The Paul DeHart Hurd Collection on Science Education
The Paul DeHart Hurd Collection on Science Education includes materials on the teaching of science, science education policy, curriculum, and related topics. Professor Hurd collected these materials throughout his career as a science education reformer, and they represent milestones in science curriculum design, government policy toward the teaching of science, and innovations in science pedagogy.
Memorial Resolution: Paul DeHart Hurd (1905-2001)
Born on December 25th, 1905, in Denver, Paul DeHart Hurd graduated from Manual High School in Denver, Colorado (1925) and received a bachelors in botany and a masters degree in plant ecology from the University of Northern Colorado in 1929 and 1932 respectively, and a doctorate from Stanford's School of Education in 1947. In addition, he held Honorary DSc degrees from Ball State University, Drake University, and University of Northern Colorado.
Paul began his teaching career as a high school biology teacher, Head of Science Department, and Science Curriculum Director in elementary and secondary schools in Greely, CO (1929-1939). He then moved to the Stanford area and served as biology teacher and Chair of the Science Department at Menlo School and Junior College (1940-1951). He joined the Stanford University School of Education in 1951, became emeritus professor in 1971, and taught courses related to the certification of elementary and secondary school science teachers as well as courses for science education doctoral students; he directed a summer institute for experienced high school chemistry, mathematics and physics teachers.
Paul was a progressive educator in spirit and in conception and devoted his career to ensuring scientific literacy for all Americans developing curricula and instructional practices that teach students the reasoning skills of scientific inquiry, along with facts. His contributions to policy-making, research, curriculum development, pedagogy and teacher training extend back to his 1949 dissertation analyzing science education in the first half of the century. He believed science should have social relevance for elementary and secondary students and they should have hands-on experience with scientific problems in the course of their studies. His views earned him both a national and international reputation in the field of science education. Now widely acknowledged as a way to increase the meaningfulness of scientific understanding, during the 40s science was much more docile a subject, despite the progressive influence on some elementary schools during that period.
Paul wrote 9 books or monographs on the historical and philosophical aspects of science education, including the landmark Biological Education in American Secondary Schools 1890-1960. Although he retired in 1971, he continued to write profusely. He published over 200 articles on science education in the United States and in other parts of the world. Although Paul's formal retirement took place in 1971, his was a voice often heard about prospects and directions for science education at the turn of the millennium. He remained active virtually until his death at 95 years of age.

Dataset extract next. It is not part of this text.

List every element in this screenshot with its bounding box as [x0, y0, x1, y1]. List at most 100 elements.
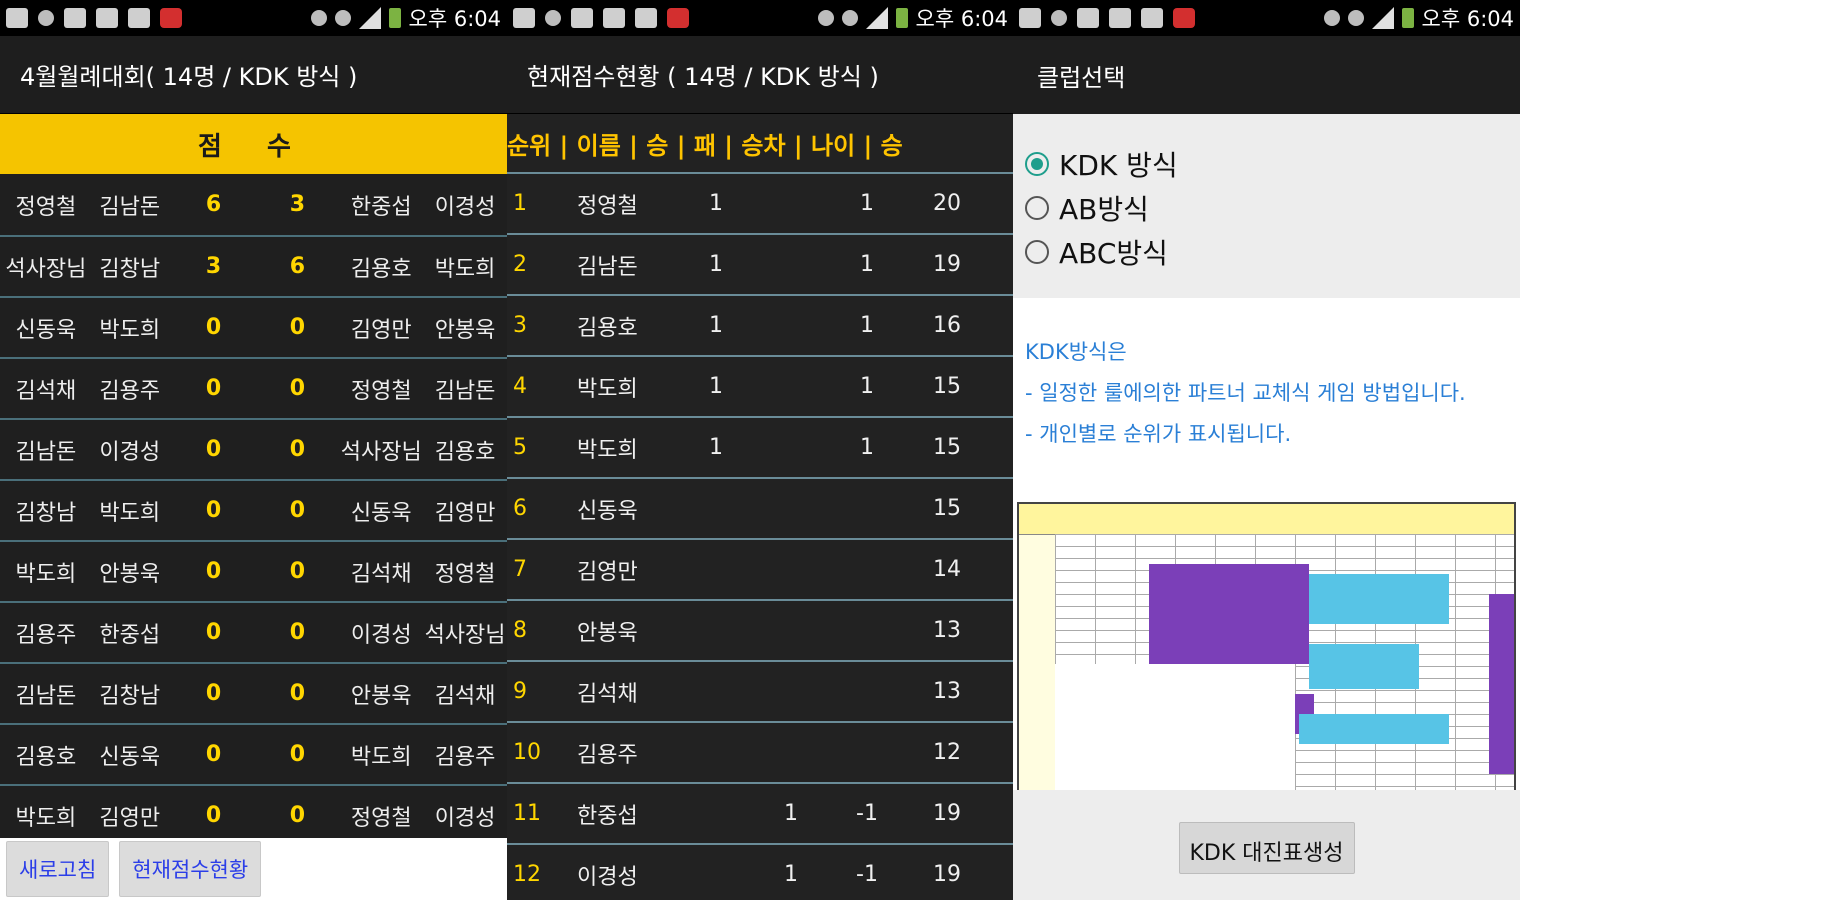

Paul was recognized for his intellectual impact on science education during his fifty year career, and his prolific and persuasive writing stimulated the thinking of science educators throughout the nation. He also was one of the most influential figures in the formulation of science education policy when the nation turned new attention to the improvement of science education in the early 1980s. His historical perspective and deep personal experience added weight to his pleas for linking science education to matters of environmental protection and constructive uses of new technologies. His gift for clear and direct language made him a favorite of newspaper and television journalists. So it is not surprising that he served as a senior consultant to the National Academy of Sciences and the National Science Foundation, tothe Biological Science Curriculum Studies and to other state and federal committees during the period of 1960-1995.

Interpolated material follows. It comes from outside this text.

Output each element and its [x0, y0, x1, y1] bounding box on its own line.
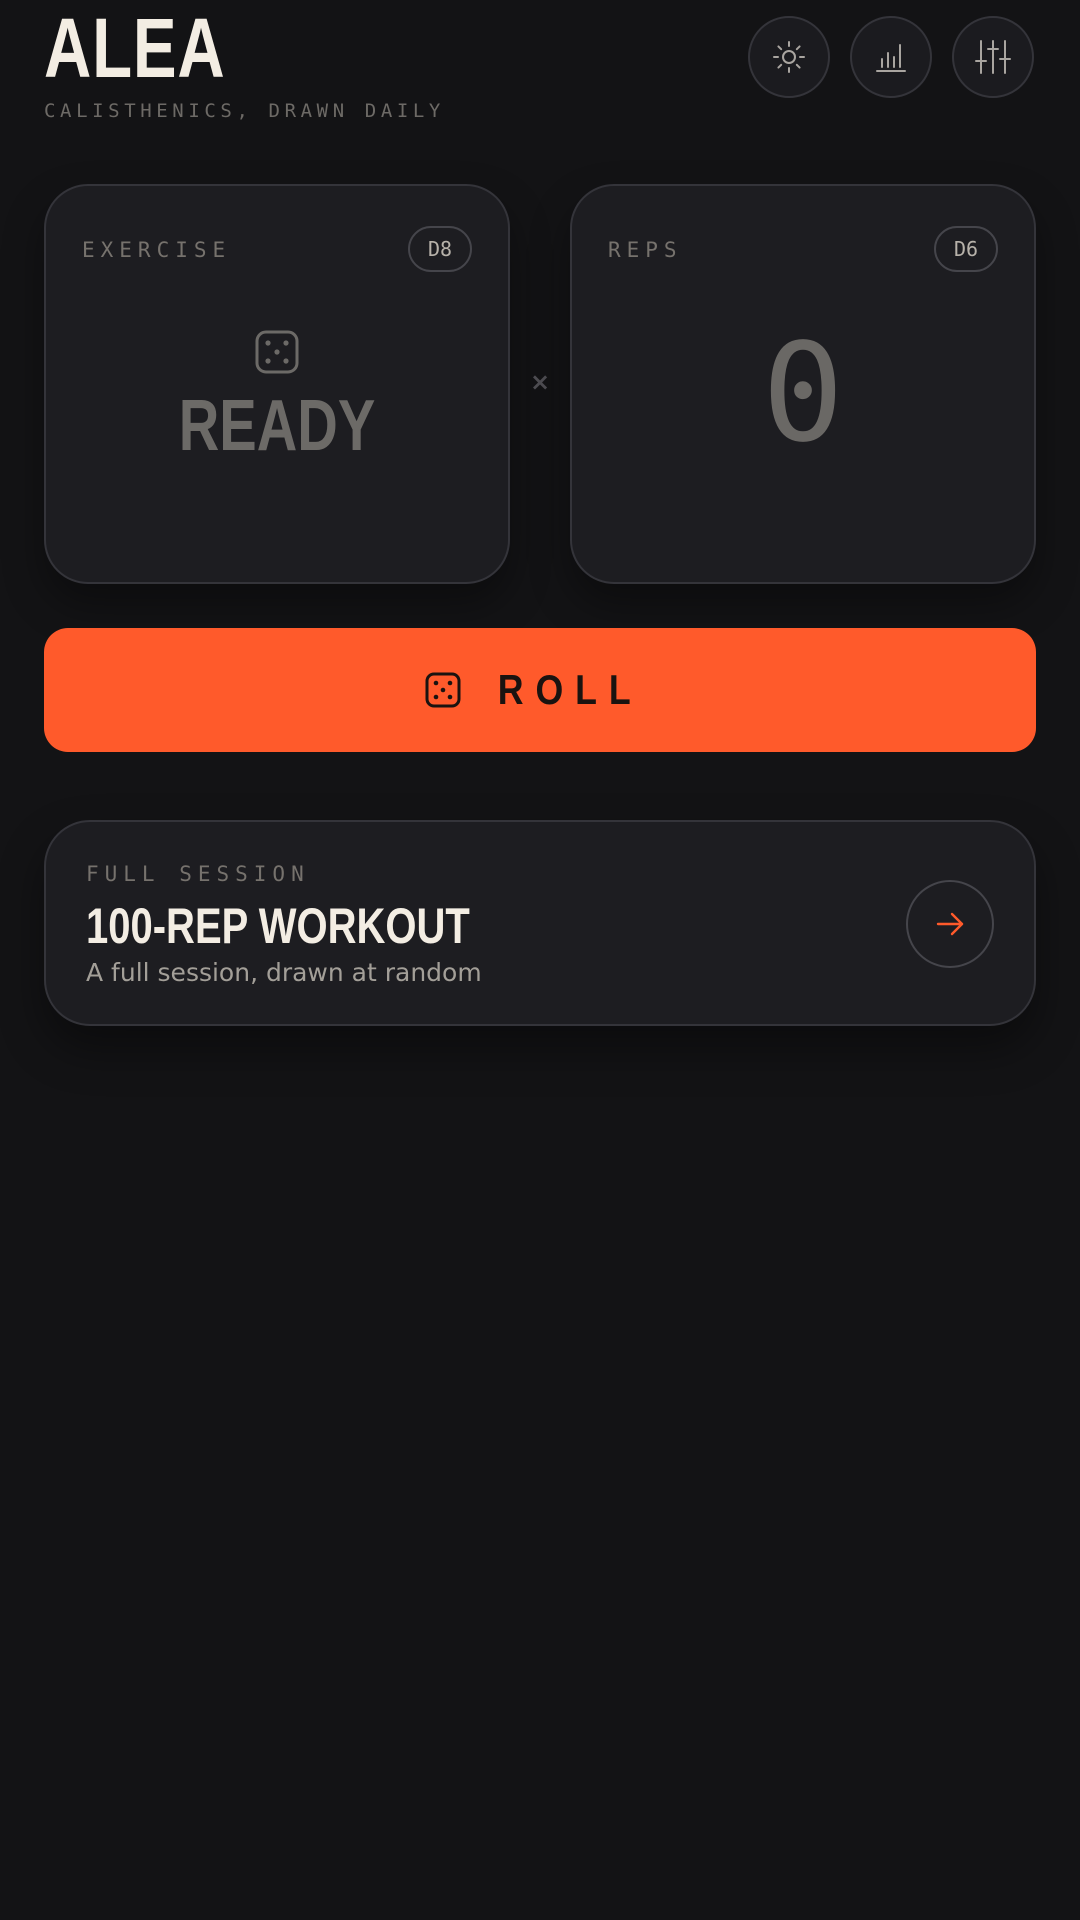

Among other honors, he received the Distinguished Service to Science Education Citation from the National Science Teachers Association (1969); the Apollo Award from the National Aeronautics and Space Agency (1970); the Robert H. Carleton Award for National Leadership in Science Education (1979); served as president of the National Association for Research in Science Teaching (1970-1971) and the Distinguished Contribution to Science Education Research Award from the National Association for Research in Science Teaching (1987). He was a Fellow of the American Association for the Advancement of Science and held honorary life memberships in eight professional societies.

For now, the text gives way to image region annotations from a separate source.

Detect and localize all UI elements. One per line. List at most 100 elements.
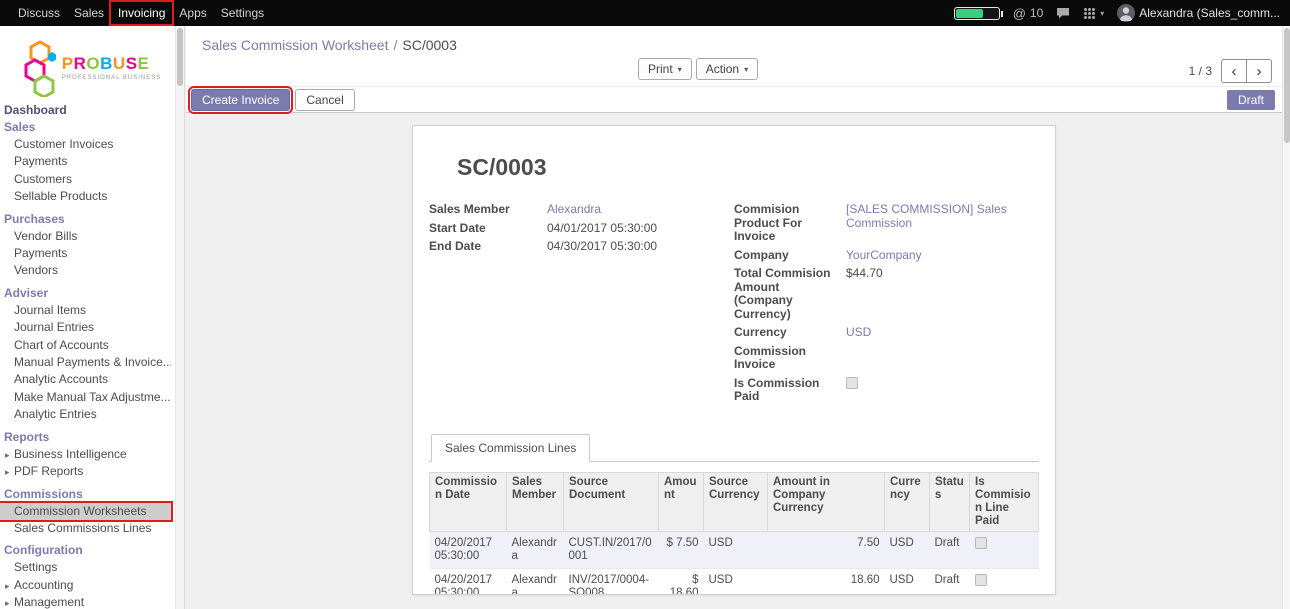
sidebar-section-commissions: Commissions	[0, 485, 171, 503]
cell-amount-company: 18.60	[768, 568, 885, 595]
topbar: Discuss Sales Invoicing Apps Settings @ …	[0, 0, 1290, 26]
cell-amount: $ 7.50	[659, 531, 704, 568]
sidebar-item-manual-payments[interactable]: Manual Payments & Invoice...	[0, 354, 171, 371]
chevron-down-icon: ▾	[744, 65, 748, 74]
record-title: SC/0003	[457, 154, 1039, 181]
control-panel: Sales Commission Worksheet/SC/0003 Print…	[186, 26, 1282, 86]
col-header-source-document[interactable]: Source Document	[564, 472, 659, 531]
sidebar-item-analytic-accounts[interactable]: Analytic Accounts	[0, 371, 171, 388]
sidebar-item-business-intelligence[interactable]: ▸Business Intelligence	[0, 446, 171, 463]
sidebar-section-adviser: Adviser	[0, 284, 171, 302]
cell-source-document: INV/2017/0004-SO008	[564, 568, 659, 595]
menu-settings[interactable]: Settings	[214, 2, 271, 24]
sidebar-item-sales-commissions-lines[interactable]: Sales Commissions Lines	[0, 520, 171, 537]
field-label: Currency	[734, 326, 846, 340]
user-name: Alexandra (Sales_comm...	[1139, 6, 1280, 20]
tools-menu-button[interactable]: ▾	[1083, 7, 1104, 20]
sidebar-item-journal-entries[interactable]: Journal Entries	[0, 319, 171, 336]
col-header-sales-member[interactable]: Sales Member	[507, 472, 564, 531]
create-invoice-button[interactable]: Create Invoice	[191, 89, 290, 111]
sidebar-item-analytic-entries[interactable]: Analytic Entries	[0, 406, 171, 423]
commission-lines-table: Commission Date Sales Member Source Docu…	[429, 472, 1039, 596]
cell-sales-member: Alexandra	[507, 568, 564, 595]
is-commission-paid-checkbox[interactable]	[846, 377, 858, 389]
form-body: SC/0003 Sales Member Alexandra Start Dat…	[186, 113, 1282, 609]
company-link[interactable]: YourCompany	[846, 249, 1018, 263]
line-paid-checkbox[interactable]	[975, 537, 987, 549]
commission-product-link[interactable]: [SALES COMMISSION] Sales Commission	[846, 203, 1018, 230]
cell-amount-company: 7.50	[768, 531, 885, 568]
expand-caret-icon: ▸	[5, 597, 10, 609]
field-is-commission-paid: Is Commission Paid	[734, 377, 1039, 404]
avatar	[1117, 4, 1135, 22]
sidebar-item-commission-worksheets[interactable]: Commission Worksheets	[0, 503, 171, 520]
tab-sales-commission-lines[interactable]: Sales Commission Lines	[431, 434, 590, 462]
menu-sales[interactable]: Sales	[67, 2, 111, 24]
sidebar-item-vendor-bills[interactable]: Vendor Bills	[0, 228, 171, 245]
col-header-amount-company-currency[interactable]: Amount in Company Currency	[768, 472, 885, 531]
col-header-commission-date[interactable]: Commission Date	[430, 472, 507, 531]
cell-source-currency: USD	[704, 531, 768, 568]
chevron-down-icon: ▾	[678, 65, 682, 74]
battery-nub	[1001, 11, 1003, 17]
sidebar-item-accounting[interactable]: ▸Accounting	[0, 577, 171, 594]
cell-currency: USD	[885, 531, 930, 568]
pager-count: 1 / 3	[1189, 64, 1212, 78]
pager-next-button[interactable]: ›	[1246, 59, 1272, 83]
currency-link[interactable]: USD	[846, 326, 1018, 340]
print-dropdown-button[interactable]: Print▾	[638, 58, 692, 80]
sidebar-scrollbar	[175, 26, 184, 609]
sidebar-item-customer-invoices[interactable]: Customer Invoices	[0, 136, 171, 153]
menu-discuss[interactable]: Discuss	[11, 2, 67, 24]
commission-line-row[interactable]: 04/20/2017 05:30:00 Alexandra CUST.IN/20…	[430, 531, 1039, 568]
commission-line-row[interactable]: 04/20/2017 05:30:00 Alexandra INV/2017/0…	[430, 568, 1039, 595]
sales-member-link[interactable]: Alexandra	[547, 203, 734, 217]
sidebar: PROBUSE PROFESSIONAL BUSINESS Dashboard …	[0, 26, 185, 609]
col-header-source-currency[interactable]: Source Currency	[704, 472, 768, 531]
col-header-line-paid[interactable]: Is Commision Line Paid	[970, 472, 1039, 531]
sidebar-item-pdf-reports[interactable]: ▸PDF Reports	[0, 463, 171, 480]
sidebar-item-sellable-products[interactable]: Sellable Products	[0, 188, 171, 205]
cell-line-paid	[970, 531, 1039, 568]
sidebar-section-configuration: Configuration	[0, 541, 171, 559]
field-start-date: Start Date 04/01/2017 05:30:00	[429, 222, 734, 236]
sidebar-item-management[interactable]: ▸Management	[0, 594, 171, 609]
sidebar-item-customers[interactable]: Customers	[0, 171, 171, 188]
cancel-button[interactable]: Cancel	[295, 89, 354, 111]
at-icon: @	[1013, 6, 1026, 21]
sidebar-item-settings[interactable]: Settings	[0, 559, 171, 576]
expand-caret-icon: ▸	[5, 580, 10, 593]
user-menu[interactable]: Alexandra (Sales_comm...	[1117, 4, 1280, 22]
sidebar-item-make-manual-tax[interactable]: Make Manual Tax Adjustme...	[0, 389, 171, 406]
sidebar-scrollbar-thumb[interactable]	[177, 28, 183, 86]
trial-battery-indicator	[954, 7, 1000, 20]
main-content: Sales Commission Worksheet/SC/0003 Print…	[186, 26, 1282, 609]
line-paid-checkbox[interactable]	[975, 574, 987, 586]
mentions-counter[interactable]: @ 10	[1013, 6, 1044, 21]
sidebar-section-purchases: Purchases	[0, 210, 171, 228]
menu-apps[interactable]: Apps	[172, 2, 213, 24]
cell-commission-date: 04/20/2017 05:30:00	[430, 568, 507, 595]
page-scrollbar-thumb[interactable]	[1284, 28, 1290, 143]
breadcrumb-parent-link[interactable]: Sales Commission Worksheet	[202, 37, 388, 53]
sidebar-item-vendors[interactable]: Vendors	[0, 262, 171, 279]
sidebar-item-dashboard[interactable]: Dashboard	[0, 102, 171, 118]
menu-invoicing[interactable]: Invoicing	[111, 2, 172, 24]
sidebar-item-payments-purchases[interactable]: Payments	[0, 245, 171, 262]
field-commission-invoice: Commission Invoice	[734, 345, 1039, 372]
messages-button[interactable]	[1056, 7, 1070, 19]
cell-sales-member: Alexandra	[507, 531, 564, 568]
pager: 1 / 3 ‹ ›	[1189, 59, 1272, 83]
pager-previous-button[interactable]: ‹	[1221, 59, 1247, 83]
sidebar-section-sales: Sales	[0, 118, 171, 136]
sidebar-item-chart-of-accounts[interactable]: Chart of Accounts	[0, 337, 171, 354]
sidebar-section-reports: Reports	[0, 428, 171, 446]
col-header-amount[interactable]: Amount	[659, 472, 704, 531]
field-label: Commision Product For Invoice	[734, 203, 846, 244]
sidebar-item-payments-sales[interactable]: Payments	[0, 153, 171, 170]
sidebar-item-journal-items[interactable]: Journal Items	[0, 302, 171, 319]
col-header-status[interactable]: Status	[930, 472, 970, 531]
col-header-currency[interactable]: Currency	[885, 472, 930, 531]
action-dropdown-button[interactable]: Action▾	[696, 58, 758, 80]
probuse-logo[interactable]: PROBUSE PROFESSIONAL BUSINESS	[0, 26, 184, 102]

Paul DeHart Hurd was one of the first to recognize the need for a post-modern approach to science for pre-collegiate education in the sciences, early adolescent development and its significance for middle grade science curriculum. His interest in closing the educational gaps between science, technology, and society was a foremost interest. What he wanted, perhaps above all, was the creation of new ways of thinking for a new age. He was persuasive. "Not just hands-on, but minds-on" was one of his memorable aphorisms. Paul DeHart Hurd was a science educator with a social vision, an idea of what science could become to enhance the lives of individuals and to enrich the culture. He was a man who commanded the respect of his peers and the admiration of his students. He aimed at what was broad and most significant in the field of science education and he will be remembered as someone who succeeded in articulating a vision that shaped much of science education during the middle of the twentieth century.